Third-party administrators compete on price, according to a May report from rating agency AM Best. The report said TPAs that integrate AI “show measurable expense advantages” when vying for renewals with carriers such as Liberty Mutual and Travelers. Both insurers declined to comment on vendor performance.

Crawford shares rose 12 percent after the earnings call, closing at $7.84 on April 30. The stock traded at $5.90 twelve months earlier.

Privacy advocates questioned the breadth of data fed to algorithms. Cindy O’Neil, director of consumer group PatientPrivacyRights, said injury reports contain medical records protected by HIPAA. “TPAs must prove AI vendors meet the same privacy standards as human adjusters,” O’Neil said in an email. Crawford replied that all Five Sigma servers sit inside U.S. cloud regions certified under HIPAA and SOC 2.

The Georgia Department of Insurance confirmed it has received no consumer complaints related to Broadspire AI practices since January 2023. Commissioner Spokesman Weston Burleson said the department “monitors emerging technology for unfair claims methods” but has opened no investigation.

Industry lobbyists warned regulators could tighten oversight. The American Insurance Association said in March it expects state insurance departments to issue AI guidance by 2025. “Adjusters remain liable for algorithmic decisions,” vice president Robert Gordon told a Florida hearing. Crawford said it keeps a licensed adjuster in the loop on every claim closed above $25,000.

Tyrell said the company plans to export the platform to the U.K. later this year where Crawford handles liability claims for London-market insurers. Britain’s Financial Conduct Authority published discussion papers in 2023 asking whether AI claim systems create “harmful consumer outcomes.” Crawford said it will run a six-month pilot with 50 U.K. clients before full deployment.

Background

Crawford & Company built the largest independent claims-handling network in North America after its 1941 founding in Waco, Texas. The firm grew by taking over back-office tasks for insurers that wanted to avoid fixed payroll costs. TPAs traditionally profit by charging a percentage of settled claim value while keeping labor costs low.

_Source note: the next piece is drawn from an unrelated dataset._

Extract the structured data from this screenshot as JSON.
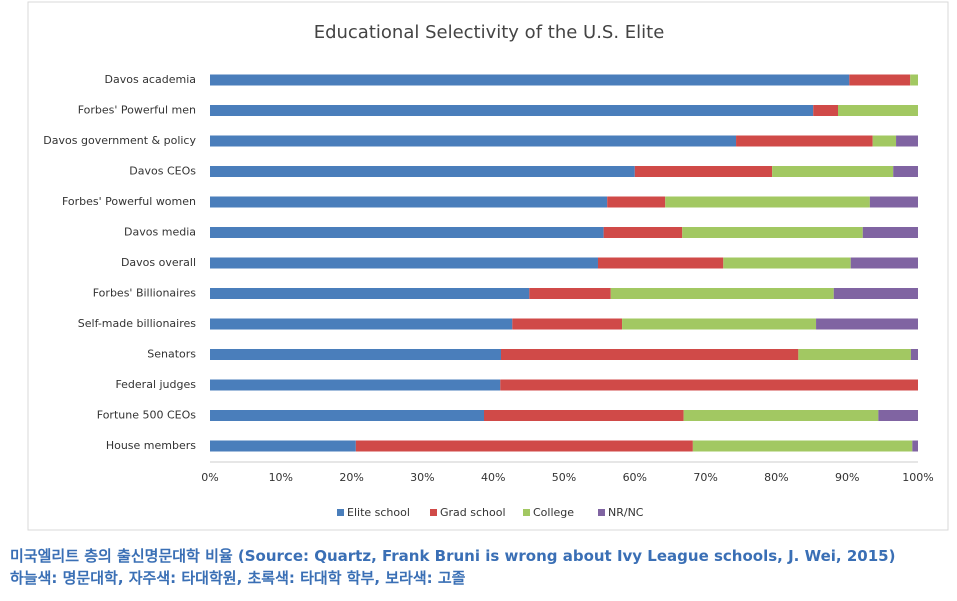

Pressure on margins intensified after 2016 when auto and property claim severity began rising faster than premiums. A 2022 Insurance Information Institute study shows loss-adjustment expenses reached 11.9 percent of earned premium, the highest ratio in two decades. Carriers responded by demanding faster cycle times and lower per-claim fees from vendors.

What’s Next

Crawford said it will publish updated AI savings metrics at its August investor day. The company expects to complete U.K. pilots by December and decide on European roll-out in the first quarter of 2025.